Foreign Business Setup in Croatia: A CFO’s Guide to Owning vs. Leasing Office Space in Zagreb and Split
TL;DR: Expanding to Croatia isn’t just about real estate — it’s about structure, timing, and compliance. Foreign companies can freely incorporate and operate here, purchase most commercial properties (with certain limits on agricultural land), and navigate an EU-aligned tax system that rewards clarity over speed. The main challenge is choosing the right entity type, understanding VAT versus real estate transfer tax, and preparing for Croatia’s new property tax reforms coming into effect in 2025.
Croatia welcomes foreign investment and allows full foreign ownership of companies. The most common company types are:
d.o.o. (limited liability company) – minimum share capital €2,500
j.d.o.o. (simple limited liability company) – minimum share capital €1
Company registration includes notarization of founding documents, capital payment to a temporary account, registration with the Commercial Court, assignment of a statistical code, and issuance of a tax number (OIB). Key steps can be completed through the government’s one-stop business registration system.
The company, not the individual, typically holds the lease or property title.

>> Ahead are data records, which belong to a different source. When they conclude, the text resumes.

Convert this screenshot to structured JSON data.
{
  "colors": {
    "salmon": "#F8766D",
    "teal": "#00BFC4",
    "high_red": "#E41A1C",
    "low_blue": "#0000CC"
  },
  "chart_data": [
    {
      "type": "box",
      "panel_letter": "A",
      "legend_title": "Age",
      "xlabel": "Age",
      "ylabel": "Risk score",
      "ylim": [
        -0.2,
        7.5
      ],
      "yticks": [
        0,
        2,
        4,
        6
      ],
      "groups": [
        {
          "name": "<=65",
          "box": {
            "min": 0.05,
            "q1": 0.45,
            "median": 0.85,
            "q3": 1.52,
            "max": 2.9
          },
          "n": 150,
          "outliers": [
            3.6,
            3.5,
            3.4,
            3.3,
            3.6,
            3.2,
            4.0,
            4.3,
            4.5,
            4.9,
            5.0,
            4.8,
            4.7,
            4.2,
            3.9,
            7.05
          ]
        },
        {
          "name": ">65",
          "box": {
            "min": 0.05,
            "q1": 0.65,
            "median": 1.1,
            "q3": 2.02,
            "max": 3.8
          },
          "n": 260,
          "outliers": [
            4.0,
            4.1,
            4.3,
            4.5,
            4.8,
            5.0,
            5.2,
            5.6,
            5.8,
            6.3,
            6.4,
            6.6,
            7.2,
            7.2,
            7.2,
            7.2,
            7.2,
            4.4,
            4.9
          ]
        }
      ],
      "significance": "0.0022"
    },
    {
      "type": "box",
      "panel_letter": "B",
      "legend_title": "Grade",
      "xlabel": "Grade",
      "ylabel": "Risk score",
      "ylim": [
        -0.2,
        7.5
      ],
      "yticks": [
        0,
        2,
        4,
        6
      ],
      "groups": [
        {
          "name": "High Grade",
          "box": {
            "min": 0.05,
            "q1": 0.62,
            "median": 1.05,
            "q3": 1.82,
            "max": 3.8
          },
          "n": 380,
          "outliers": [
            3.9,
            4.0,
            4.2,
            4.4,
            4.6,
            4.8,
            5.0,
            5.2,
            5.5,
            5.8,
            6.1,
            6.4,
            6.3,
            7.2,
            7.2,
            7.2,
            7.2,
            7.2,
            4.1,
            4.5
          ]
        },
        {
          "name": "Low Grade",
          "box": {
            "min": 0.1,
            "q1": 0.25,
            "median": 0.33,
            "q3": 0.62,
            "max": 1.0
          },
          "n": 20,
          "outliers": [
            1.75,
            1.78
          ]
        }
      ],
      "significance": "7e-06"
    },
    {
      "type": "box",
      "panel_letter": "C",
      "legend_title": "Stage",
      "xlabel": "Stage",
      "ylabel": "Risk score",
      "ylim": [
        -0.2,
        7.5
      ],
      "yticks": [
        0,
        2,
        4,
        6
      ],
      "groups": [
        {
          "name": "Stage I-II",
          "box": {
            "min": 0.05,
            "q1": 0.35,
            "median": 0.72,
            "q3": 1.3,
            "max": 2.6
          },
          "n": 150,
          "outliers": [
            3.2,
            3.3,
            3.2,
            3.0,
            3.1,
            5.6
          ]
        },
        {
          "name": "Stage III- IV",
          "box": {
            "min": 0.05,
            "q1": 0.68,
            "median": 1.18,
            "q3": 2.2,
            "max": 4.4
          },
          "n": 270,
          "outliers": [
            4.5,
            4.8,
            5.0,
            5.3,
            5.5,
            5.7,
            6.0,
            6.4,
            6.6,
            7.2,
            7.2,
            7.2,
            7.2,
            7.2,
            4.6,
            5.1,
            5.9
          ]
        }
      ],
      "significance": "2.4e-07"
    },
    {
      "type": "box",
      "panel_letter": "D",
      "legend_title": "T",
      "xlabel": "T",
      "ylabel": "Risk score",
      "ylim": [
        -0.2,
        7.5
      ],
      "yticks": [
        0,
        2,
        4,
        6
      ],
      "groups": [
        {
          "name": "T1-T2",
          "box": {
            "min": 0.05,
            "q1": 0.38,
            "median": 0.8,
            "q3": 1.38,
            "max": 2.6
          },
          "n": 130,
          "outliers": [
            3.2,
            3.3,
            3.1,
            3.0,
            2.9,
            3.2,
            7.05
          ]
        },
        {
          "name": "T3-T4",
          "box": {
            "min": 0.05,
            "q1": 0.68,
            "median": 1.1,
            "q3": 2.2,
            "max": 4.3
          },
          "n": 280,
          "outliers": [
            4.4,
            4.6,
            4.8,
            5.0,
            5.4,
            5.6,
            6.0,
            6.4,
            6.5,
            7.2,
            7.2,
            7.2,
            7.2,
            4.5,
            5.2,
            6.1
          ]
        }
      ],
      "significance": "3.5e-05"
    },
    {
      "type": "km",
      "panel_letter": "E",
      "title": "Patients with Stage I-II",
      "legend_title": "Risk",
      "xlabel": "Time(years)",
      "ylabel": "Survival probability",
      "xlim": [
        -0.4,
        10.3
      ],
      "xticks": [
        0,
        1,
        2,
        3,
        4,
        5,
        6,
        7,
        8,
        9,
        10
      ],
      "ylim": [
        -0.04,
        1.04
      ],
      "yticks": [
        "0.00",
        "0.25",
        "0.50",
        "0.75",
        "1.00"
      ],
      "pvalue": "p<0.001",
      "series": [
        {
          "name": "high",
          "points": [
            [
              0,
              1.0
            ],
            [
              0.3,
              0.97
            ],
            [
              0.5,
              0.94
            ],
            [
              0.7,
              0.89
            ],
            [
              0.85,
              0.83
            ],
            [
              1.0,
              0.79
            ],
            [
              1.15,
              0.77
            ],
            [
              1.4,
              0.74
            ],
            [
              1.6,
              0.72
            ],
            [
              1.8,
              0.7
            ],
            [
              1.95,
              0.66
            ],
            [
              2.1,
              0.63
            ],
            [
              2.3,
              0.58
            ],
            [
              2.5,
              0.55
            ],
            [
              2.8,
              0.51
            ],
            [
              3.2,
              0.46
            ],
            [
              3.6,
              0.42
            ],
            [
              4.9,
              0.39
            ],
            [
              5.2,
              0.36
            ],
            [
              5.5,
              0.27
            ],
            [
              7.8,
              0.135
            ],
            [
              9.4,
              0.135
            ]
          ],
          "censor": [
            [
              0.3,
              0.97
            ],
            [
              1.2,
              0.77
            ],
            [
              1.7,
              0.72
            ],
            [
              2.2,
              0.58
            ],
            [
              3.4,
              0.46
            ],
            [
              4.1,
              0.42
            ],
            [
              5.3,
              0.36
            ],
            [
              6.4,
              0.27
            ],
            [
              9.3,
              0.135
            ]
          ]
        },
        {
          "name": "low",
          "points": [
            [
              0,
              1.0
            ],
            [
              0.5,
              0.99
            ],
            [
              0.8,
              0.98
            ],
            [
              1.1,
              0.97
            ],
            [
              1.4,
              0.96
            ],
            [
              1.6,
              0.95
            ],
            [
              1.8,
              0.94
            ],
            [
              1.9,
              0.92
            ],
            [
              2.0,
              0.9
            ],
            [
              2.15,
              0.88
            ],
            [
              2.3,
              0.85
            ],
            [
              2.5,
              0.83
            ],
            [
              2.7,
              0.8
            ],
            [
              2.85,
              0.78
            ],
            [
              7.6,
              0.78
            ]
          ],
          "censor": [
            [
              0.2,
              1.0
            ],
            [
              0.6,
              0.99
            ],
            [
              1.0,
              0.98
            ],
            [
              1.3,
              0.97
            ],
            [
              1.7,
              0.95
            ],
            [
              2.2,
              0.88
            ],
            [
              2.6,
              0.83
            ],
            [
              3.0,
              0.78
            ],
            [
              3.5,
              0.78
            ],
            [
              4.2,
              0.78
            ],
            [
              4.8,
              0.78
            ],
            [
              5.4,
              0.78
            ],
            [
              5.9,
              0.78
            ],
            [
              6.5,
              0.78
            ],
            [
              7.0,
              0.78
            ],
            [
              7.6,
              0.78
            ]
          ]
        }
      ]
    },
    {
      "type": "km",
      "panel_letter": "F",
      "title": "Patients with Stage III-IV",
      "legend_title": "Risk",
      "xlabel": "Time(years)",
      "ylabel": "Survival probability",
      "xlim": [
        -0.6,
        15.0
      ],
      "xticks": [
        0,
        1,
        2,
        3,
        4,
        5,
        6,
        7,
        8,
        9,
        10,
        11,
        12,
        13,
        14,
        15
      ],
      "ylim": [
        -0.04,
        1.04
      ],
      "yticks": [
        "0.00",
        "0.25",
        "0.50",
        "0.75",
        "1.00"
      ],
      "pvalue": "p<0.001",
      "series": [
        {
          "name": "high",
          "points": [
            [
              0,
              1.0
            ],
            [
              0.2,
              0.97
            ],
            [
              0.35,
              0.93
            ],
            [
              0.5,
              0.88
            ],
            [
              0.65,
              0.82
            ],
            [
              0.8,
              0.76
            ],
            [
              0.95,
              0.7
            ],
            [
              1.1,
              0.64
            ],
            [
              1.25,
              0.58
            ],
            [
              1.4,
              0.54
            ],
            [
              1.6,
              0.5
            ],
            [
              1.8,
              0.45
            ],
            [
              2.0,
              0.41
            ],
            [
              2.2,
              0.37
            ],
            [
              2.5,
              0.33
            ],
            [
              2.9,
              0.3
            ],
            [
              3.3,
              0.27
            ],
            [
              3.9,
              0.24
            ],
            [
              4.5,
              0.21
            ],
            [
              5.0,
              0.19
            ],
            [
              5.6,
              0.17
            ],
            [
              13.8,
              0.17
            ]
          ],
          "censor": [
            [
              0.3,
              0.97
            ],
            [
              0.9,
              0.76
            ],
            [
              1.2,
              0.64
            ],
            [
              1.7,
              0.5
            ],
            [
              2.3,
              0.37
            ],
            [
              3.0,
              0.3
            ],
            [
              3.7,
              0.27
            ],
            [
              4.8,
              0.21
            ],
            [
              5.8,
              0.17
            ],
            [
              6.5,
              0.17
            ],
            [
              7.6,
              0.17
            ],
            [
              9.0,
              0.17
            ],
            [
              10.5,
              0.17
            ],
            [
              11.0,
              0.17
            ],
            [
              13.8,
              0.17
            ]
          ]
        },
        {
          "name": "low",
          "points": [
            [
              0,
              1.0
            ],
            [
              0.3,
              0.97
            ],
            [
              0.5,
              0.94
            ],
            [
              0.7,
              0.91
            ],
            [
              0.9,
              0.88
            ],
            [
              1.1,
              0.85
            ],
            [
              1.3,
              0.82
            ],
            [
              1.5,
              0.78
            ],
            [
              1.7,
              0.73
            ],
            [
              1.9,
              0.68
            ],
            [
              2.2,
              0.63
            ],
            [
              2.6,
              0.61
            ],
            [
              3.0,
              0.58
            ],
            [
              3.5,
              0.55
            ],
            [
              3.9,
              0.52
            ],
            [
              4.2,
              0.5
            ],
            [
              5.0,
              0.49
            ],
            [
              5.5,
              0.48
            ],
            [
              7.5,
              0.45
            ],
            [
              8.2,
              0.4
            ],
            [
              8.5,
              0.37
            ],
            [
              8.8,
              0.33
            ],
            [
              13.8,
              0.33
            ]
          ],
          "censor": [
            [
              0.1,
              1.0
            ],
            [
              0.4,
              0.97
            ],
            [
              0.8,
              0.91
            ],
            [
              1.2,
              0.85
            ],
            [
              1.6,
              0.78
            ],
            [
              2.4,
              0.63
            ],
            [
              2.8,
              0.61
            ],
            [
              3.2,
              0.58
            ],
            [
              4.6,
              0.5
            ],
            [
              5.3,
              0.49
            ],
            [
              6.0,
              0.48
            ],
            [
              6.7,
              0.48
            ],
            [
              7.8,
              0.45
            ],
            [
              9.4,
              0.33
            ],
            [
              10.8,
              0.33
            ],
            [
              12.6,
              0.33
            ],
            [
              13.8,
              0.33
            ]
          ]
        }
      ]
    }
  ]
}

This limits personal liability, supports banking compliance, and ensures proper registration of the beneficial owner (UBO).
1. VAT (PDV)
Businesses must register for VAT once annual taxable turnover exceeds €60,000. The standard VAT rate is 25%.
2. Corporate Profit Tax
Croatia applies a two-tier system:
10% for companies with annual revenue up to €1,000,000
18% for those exceeding that threshold
3. Real Estate Transfer Tax vs. VAT on Property
Resale property: 3% real estate transfer tax
Newly built property sold by VAT taxpayers: 25% VAT instead of transfer tax
4. Annual Property Tax
As of 2025, Croatia levies an annual real estate tax determined by local municipalities, ranging between 0.60 – 8.00 €/m² of usable area. Rates differ across cities, including Zagreb and Split.
Leasing — Flexibility at a Cost
Leasing is often the best first move for new market entrants:
Minimal upfront investment
Fast setup with fewer legal hurdles
Better short-term cash flow control
Watch for: annual rent indexation, renovation obligations, and clauses concerning early termination or property ownership changes. A lease term of two to three years generally fits early-stage operations.
Owning — Control, Equity, and Responsibility
Purchasing property offers long-term stability and capital appreciation:
Full control over layout and fit-out
Ability to sublease unused space
Insulation from rent increases
However, ownership carries transaction taxes, annual property taxes, and capital costs. It suits established subsidiaries with stable revenue and multi-year projections. Always factor in VAT, tax depreciation, and municipal variations.
Zagreb is Croatia’s administrative and financial hub, ideal for corporate headquarters seeking talent, access to ministries, and strong business networks. Expect higher rent levels and competition for prime locations.
Split offers proximity to the coast and a growing professional services sector, with more affordable office options and tourism-driven opportunities. Many foreign investors begin in Zagreb and expand to Split once operations stabilize.
Choose entity type:
d.o.o. (€2,500 capital) or
j.d.o.o. (€1 capital, with statutory limits)
Prepare founding documents: notarized Articles of Association and IDs of founders.
Deposit share capital: open a temporary bank account and deposit funds.
Register with the Commercial Court: obtain your company registration and OIB.
Classify activities: file statistical documentation for your business activity code (NKD).
Register UBO: report beneficial ownership within the required time frame.
Register for VAT and payroll: mandatory once turnover exceeds €60,000 or upon hiring staff.
Croatia recognizes qualified electronic signatures, though some steps still require notarization.